本当にこのハイジ君は挙動不審で垂れ流しにされている内心ときたらサクラ姫のことが好きすぎて気持ち悪いといって然るべきなんだけれど、キョドリまくってる内面ばかり見せられる一人称の描写ばかりだとなかなかわかりにくいんだろうと思うんですけれど、客観的に見るとこの子、ハイジくんってかなりべらぼうに優秀なんですよねえ。いや、確かにコミュニケーションとりにくそうな内向的なところはある、というか前面に押し出されるように内向的すぎるんだけれど、戦闘力や決断力、洞察力やらあれこれ実戦での様子を見てると、抜擢されるだけのあれこれはやっぱりあるんだろうなあ。部下たちが手のかかる弟のように慕ってくれているというのも、決してハイジが傍から見ていて微笑ましいから、だけではないはずなんですよね。ちゃんと自分たちの命を大事に扱ってくれる、という信頼があった上で命を懸けるに足るものが彼にはある、と信じているからこそ、なのでしょう。それにしても、見る目のある出来た人たちだとは思いますが。一見すると、こいつヤバイんじゃない?と思うような子だしなあ。でも、本人は自信持ってないようだけれど、折々でちゃんと部下たちを指揮できてるんですよね。まあそれだけに、だからこそ、ハイジにとっては痛恨事だったのでしょうけれど、あれは。結果論だけれど、ハイジはそれを判断をミスった、と考えてるわけですしね。でも、へこんでもそこで心の痛みや疲弊に思考や身体を止めちゃわずに踏ん張り続けたところはハッキリ言って見直しました。もうちょっと打たれ弱いと思っていただけに。

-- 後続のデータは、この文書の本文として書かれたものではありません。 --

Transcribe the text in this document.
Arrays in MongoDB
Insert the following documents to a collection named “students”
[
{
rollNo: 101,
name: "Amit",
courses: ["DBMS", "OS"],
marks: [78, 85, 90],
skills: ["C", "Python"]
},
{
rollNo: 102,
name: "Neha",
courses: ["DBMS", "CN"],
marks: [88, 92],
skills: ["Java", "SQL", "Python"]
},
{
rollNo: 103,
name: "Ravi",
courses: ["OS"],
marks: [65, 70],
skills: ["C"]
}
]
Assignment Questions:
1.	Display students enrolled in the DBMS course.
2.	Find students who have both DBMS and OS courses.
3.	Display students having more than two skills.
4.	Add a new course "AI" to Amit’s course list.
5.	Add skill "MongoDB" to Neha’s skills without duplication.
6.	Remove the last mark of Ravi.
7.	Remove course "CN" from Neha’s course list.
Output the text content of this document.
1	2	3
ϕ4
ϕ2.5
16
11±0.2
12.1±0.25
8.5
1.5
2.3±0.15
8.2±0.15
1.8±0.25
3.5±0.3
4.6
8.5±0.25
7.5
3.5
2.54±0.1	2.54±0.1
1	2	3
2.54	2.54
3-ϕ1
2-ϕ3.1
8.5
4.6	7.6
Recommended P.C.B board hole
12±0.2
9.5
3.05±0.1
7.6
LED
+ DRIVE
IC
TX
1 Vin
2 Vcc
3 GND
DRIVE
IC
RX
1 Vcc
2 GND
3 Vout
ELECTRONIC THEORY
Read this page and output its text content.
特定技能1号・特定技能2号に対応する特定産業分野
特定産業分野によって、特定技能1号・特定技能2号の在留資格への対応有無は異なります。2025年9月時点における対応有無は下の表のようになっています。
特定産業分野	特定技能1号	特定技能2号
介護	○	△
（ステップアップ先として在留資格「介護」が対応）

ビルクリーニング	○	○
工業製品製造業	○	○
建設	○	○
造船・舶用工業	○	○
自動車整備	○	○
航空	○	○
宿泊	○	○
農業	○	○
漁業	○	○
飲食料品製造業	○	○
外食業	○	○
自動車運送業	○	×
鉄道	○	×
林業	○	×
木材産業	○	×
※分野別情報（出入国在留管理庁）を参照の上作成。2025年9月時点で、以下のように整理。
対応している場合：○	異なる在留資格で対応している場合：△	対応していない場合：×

最前線で戦い続ける立場から、急遽政略結婚の駒として他国の皇太子に嫁ぐことになったサクラ姫。同じ戦場で一緒に戦うだけでも何とか満足しようとしていたハイジにとっても、それは衝撃的な出来事で否応なく自分のサクラ姫への感情と対峙させられることになる。一方のサクラにとっても、結婚という事態を前に自分の諦観しきった感情をかき乱す存在であるハイジに対して、より深くその感情の正体が何なのかと向き合わなければならなくなるわけだ。
サブタイトルが慕情編、というのも伊達ではないのである。
結婚相手であるはずの皇太子から次々と送り込まれてくる刺客に、次々と櫛の歯が欠けたよう殺されていく随行員たち。まさに血塗れ泥まみれの花嫁行列となってしまったカバラ大王国への道行。普通、これだけ正体不明の暗殺者たちに襲われ続け、次々と同僚たちが殺されて行ったら随行員たちも動揺し、逃亡者も出そうなものなんだけれど、非戦闘員の文官も含めて最後まで規律を保ったまま士気も崩壊せずに目的地にまでたどり着くんですよね。これ、地味に凄いなあ、と感心した次第。最終的に出発時から半壊以上、3分の1も辿りつけなかったんじゃないかな。そういうむちゃくちゃな道程にも関わらず、最後まで皆サクラ姫を守り続けたというのは、やはりそれだけサクラ姫がカリスマを集めてたって事なんですよね。一般市民には殆どその知名度は浸透していないようだけれど、最前線での人気は相当なものになってたんじゃないだろうか。
実際、国王をはじめとする王家がサクラのことをどう考えているかわからないんだけれど、前線から引き剥がして政略結婚に利用しようとするだけの危険要素は積み上がりつつあった、とも言えるんだよなあ。

ラスト、かなりしっちゃかめっちゃかな展開になって、この巻で吹き荒れた殺戮の嵐がどのような意図で行われていたのか、その真意すらも有耶無耶になってしまったのか、それともこのラストの展開も含んだ上の事なのかもわからないまま次回に続いてしまったのだけれど、ある意味ここからが物語としての本番なのか。
真人、という重要な鍵も出てきましたし、とにかく次だ次。